Label-activating framework for zero-shot learning
Introduction
While humans can distinguish 30,000 basic object categories (Biederman, 1987) and lots of subordinate ones (e.g. breeds of cats), and even recognized new classes dynamically from few examples with little effort, it is not easy for computer-based machine learning models, because it requires hundreds of labeled samples for each object category. Due to the high cost of collection and annotation of training samples, motivated by the ability of humans to recognize without seeing examples, the research area of transfer learning (Chen et al., 2014, Peng et al., 2018) has received increasing interests, which aims to make good use of previously learned knowledge to recognize new classes. Particularly, zero-shot learning (ZSL) tries to learn a model capable of recognizing unseen categories without labeled training data.

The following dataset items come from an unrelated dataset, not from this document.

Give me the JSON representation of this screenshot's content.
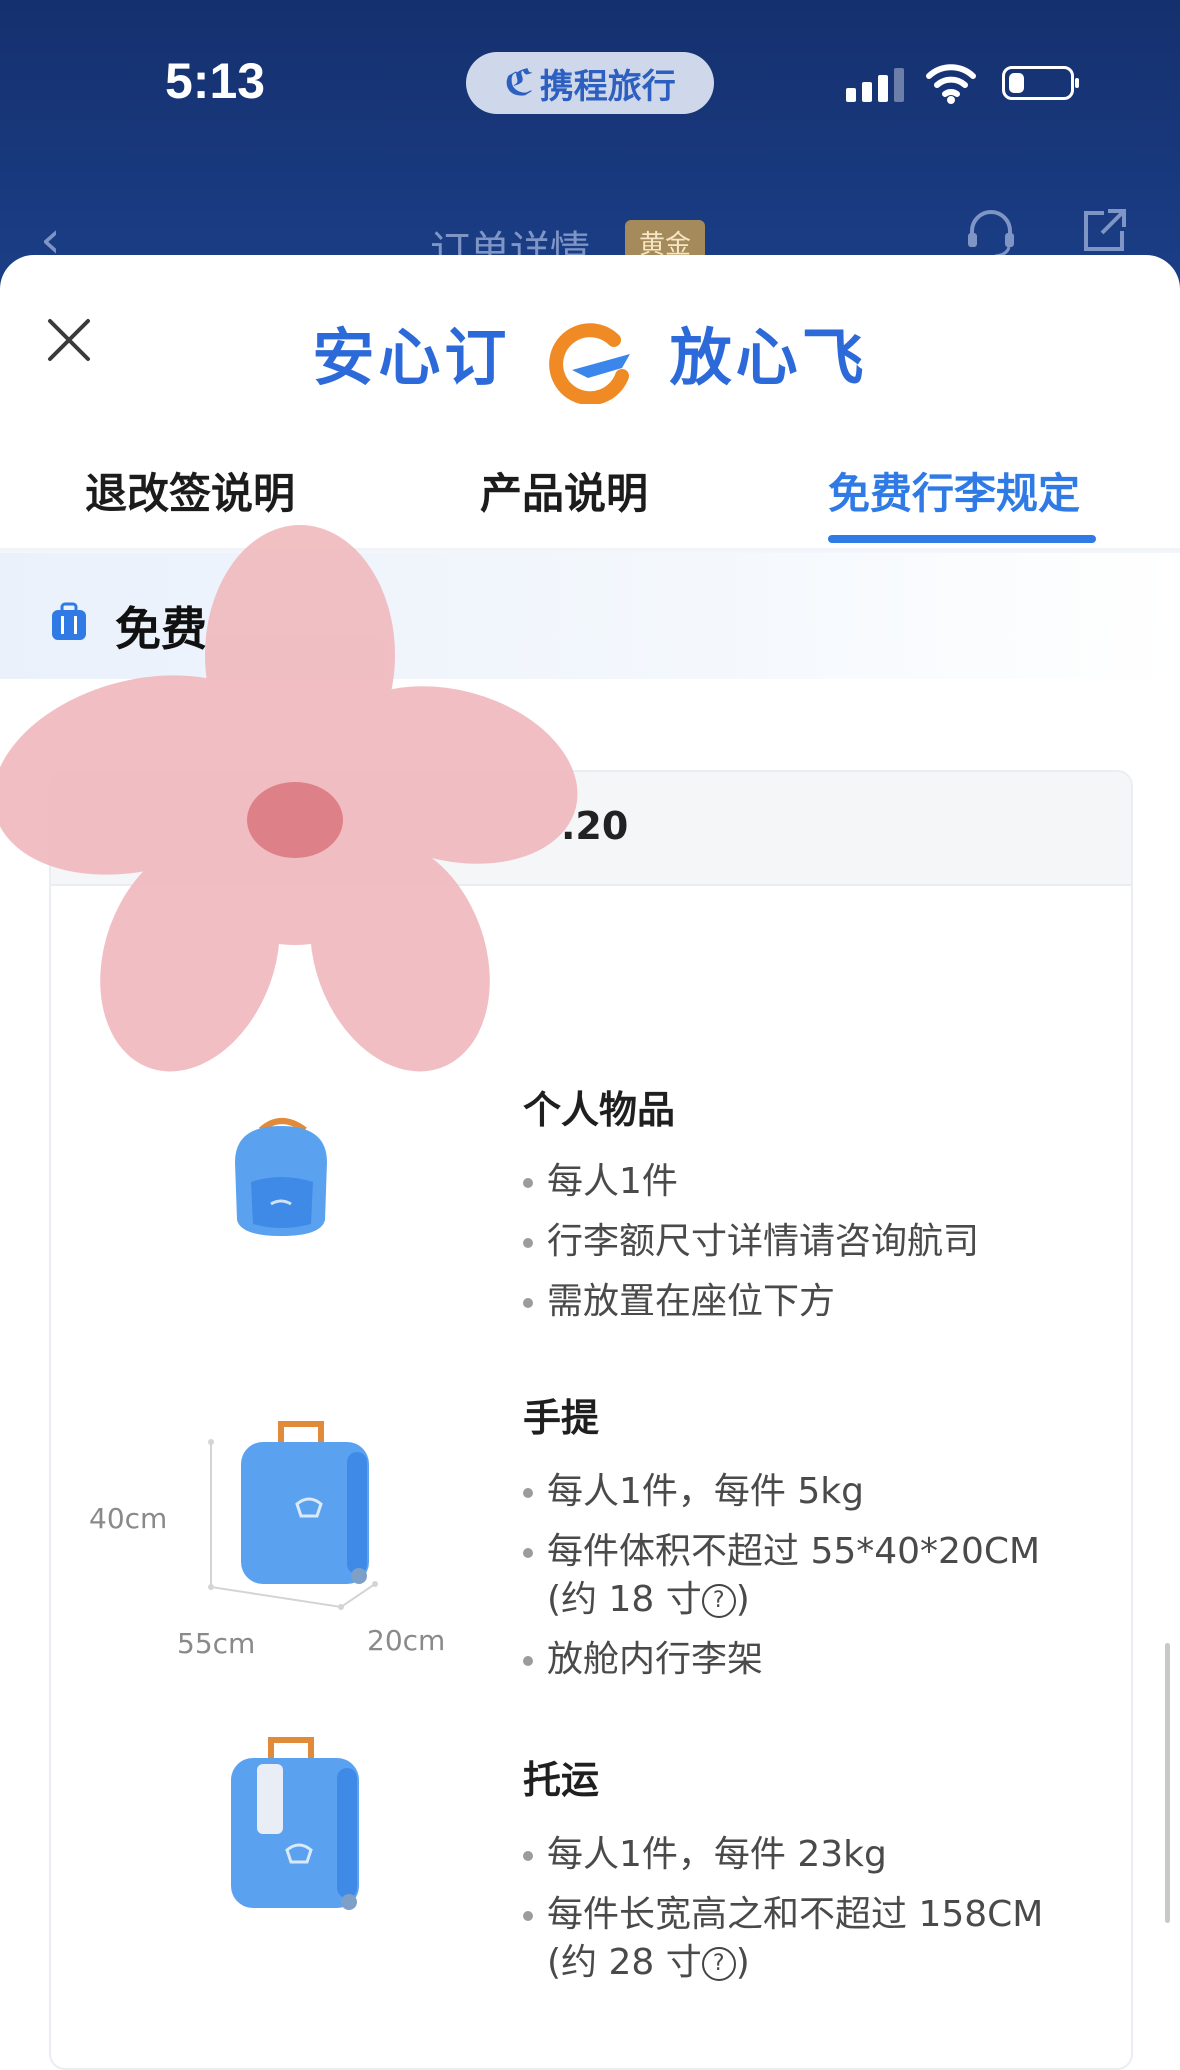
{
  "status_bar": {
    "time": "5:13",
    "app_pill": "携程旅行",
    "battery_level": 0.25
  },
  "nav": {
    "back_icon": "chevron-left-icon",
    "title": "订单详情",
    "badge": "黄金"
  },
  "sheet": {
    "slogan_left": "安心订",
    "slogan_right": "放心飞",
    "tabs": [
      {
        "label": "退改签说明",
        "active": false
      },
      {
        "label": "产品说明",
        "active": false
      },
      {
        "label": "免费行李规定",
        "active": true
      }
    ],
    "section_title": "免费",
    "card": {
      "date_fragment": ".20",
      "items": [
        {
          "icon": "backpack-icon",
          "title": "个人物品",
          "bullets": [
            "每人1件",
            "行李额尺寸详情请咨询航司",
            "需放置在座位下方"
          ]
        },
        {
          "icon": "carry-on-suitcase-icon",
          "title": "手提",
          "bullets": [
            "每人1件，每件 5kg",
            "每件体积不超过 55*40*20CM",
            "(约 18 寸",
            ")",
            "放舱内行李架"
          ],
          "dimensions": {
            "height": "40cm",
            "width": "55cm",
            "depth": "20cm"
          }
        },
        {
          "icon": "checked-suitcase-icon",
          "title": "托运",
          "bullets": [
            "每人1件，每件 23kg",
            "每件长宽高之和不超过 158CM",
            "(约 28 寸",
            ")"
          ]
        }
      ]
    }
  },
  "colors": {
    "header_bg": "#15306e",
    "accent": "#2f7ae5",
    "section_bg": "#eaf1fb"
  }
}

An effective solution to zero-shot learning is that introducing the semantic (attribute) space as an intermediate layer (Farhadi et al., 2009, Lampert et al., 2009). Semantic is the high-level description of a class or an instance so that it can be shared by multiple categories. The semantic description of a class bridges a gap between the low-level features and high-level class concepts (Palatucci, Pomerleau, Hinton, & Mitchell, 2009). Zero-shot learning utilizes the attribute relationship between seen and unseen classes to finish the recognition task. Generally, in the training time, probability models or mappings are built from samples in seen categories to establish the connection between visual and semantic space. In the testing time, embedded features in the semantic space are utilized to match the correct class prototype by some search methods. In addition, test samples can also be considered from both seen and unseen categories in the testing phrase, which is called Generalized Zero-Shot Learning (GZSL) (Chao, Changpinyo, Gong, & Sha, 2016). In real-world applications, seen categories are usually more common than unseen ones, so that GZSL is more realistic and challenging than ZSL for practical recognition tasks.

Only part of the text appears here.